遲聿迴過神,鳳眸線條冷峻,些許涼薄,犀利地仿佛能看穿人心,言一色被他盯得心裏毛毛的。


    她笑容明媚,若無其事道,「上早朝啊?吃早膳了嗎?」


    遲聿表情淡淡,「先早朝後早膳,祖製,並非孤任性不吃。」


    「啊哈哈……」


    言一色尷尬笑了笑,正要說什麽,遲聿忽然上前牽起她的手,拉著她往殿內帶。


    言一色一瞧,就知遲聿恐怕要自己坐龍椅跟他一起早朝!這種驚世駭俗的事他絕對幹得出來!


    她連忙抱住他手臂,定定站在原地,用上三分力,總算將他拉住了。


    遲聿偏頭,側眸,流露一線暗色,明知故問,「不想跟孤上朝?」


    言一色點點頭,笑得又甜又乖。


    遲聿薄唇一勾,揉了揉她的頭,低沉道,「那就去睡迴籠覺。」


    說著,也不知他怎麽掙脫言一色雙手的,待後者察覺時,他已經走到前麵去了。


    言一色懊惱,大意了!


    她腳下一閃,眨眼間出現在遲聿麵前,伸出雙手攔住他,悠悠道,「我今天要出宮去大將軍府,住幾天再迴來。」


    遲聿臉色一黑,果然,他就知道沒好事。


    少頃,他唇角掀起一絲笑,竟是很好說話的樣子,「好啊。
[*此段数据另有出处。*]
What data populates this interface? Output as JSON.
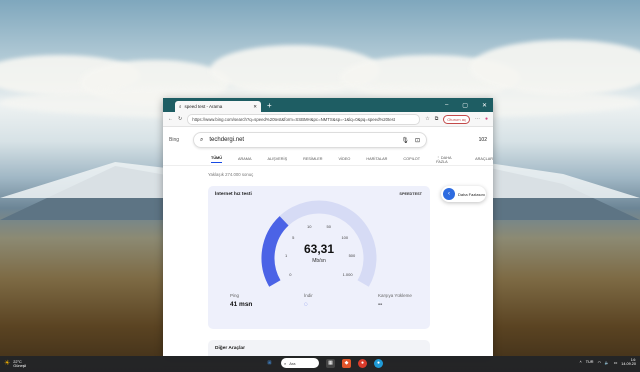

」


    言一色正等著他的拒絕,卻不想聽到他允許,一時怔愣,又很快反應過來,「啊……哦!那你好好保重!我會迴來看……」


    她話未說完,就被遲聿陰森的聲音打斷,「你走,什麽時候迴來,孤什麽時候吃飯。」


    言一色額前劃過幾條黑線,眼角抽了抽,這個威脅……真夠狠啊!


    而且她相信遲聿說到做到!


    言一色在知道遲聿當年蝕心草的後遺症之後,便有意督促他吃飯,重口的不行,就吃清淡的,雖然吃得時候很痛苦,但長期不吃靠藥物維持更不行,兩相其害取其輕——遲聿必須吃!


    而遲聿表示自己可以做到,但前提是言一色要陪他一起,她答應了。


    現在他拿他們之間的約定說事,她還真無法反駁。


    言一色倒沒有必須住大將軍府的理由,純屬過去玩,本質是太閑。


    她腦子轉了轉,想到一件可以談的事情,咬咬牙,湊到遲聿耳邊說了什麽。


    遲聿淡漠的神色一僵,緊接眸光輕晃,暗流湧動,又詭異地升起零星煙火。


    言一色說完,揪著他衣領,眯起眼問,「如何?」


    遲聿其實很想討價還價,但又怕被言一色認為是得寸進尺,不談這事兒了。


    於是高冷矜持地頷首,「半個月後……成交。」


    言一色見他「不情不願」的樣子,優雅地給了他一個白眼,腹誹一句,得了便宜還賣乖!


    她擠出一個笑,將遲聿衣襟處被她抓出褶的地方重新整理好,溫聲軟語叮囑道,「我不在宮中的時候,好好吃飯,還有……」


    她還未說完,料到她要說什麽的遲聿,忽然低頭,封住了她的唇。


    ……


    言一色坐上馬車,已經出了宮,還在想,被遲聿親之前,自己要說什麽來著?都怪被他鬧得七葷八素,腦中混沌許久,全忘了。


    良久後,她嘆口氣,無奈聳聳肩,算了,不想了,跟誰過不去都不能跟自己過不去!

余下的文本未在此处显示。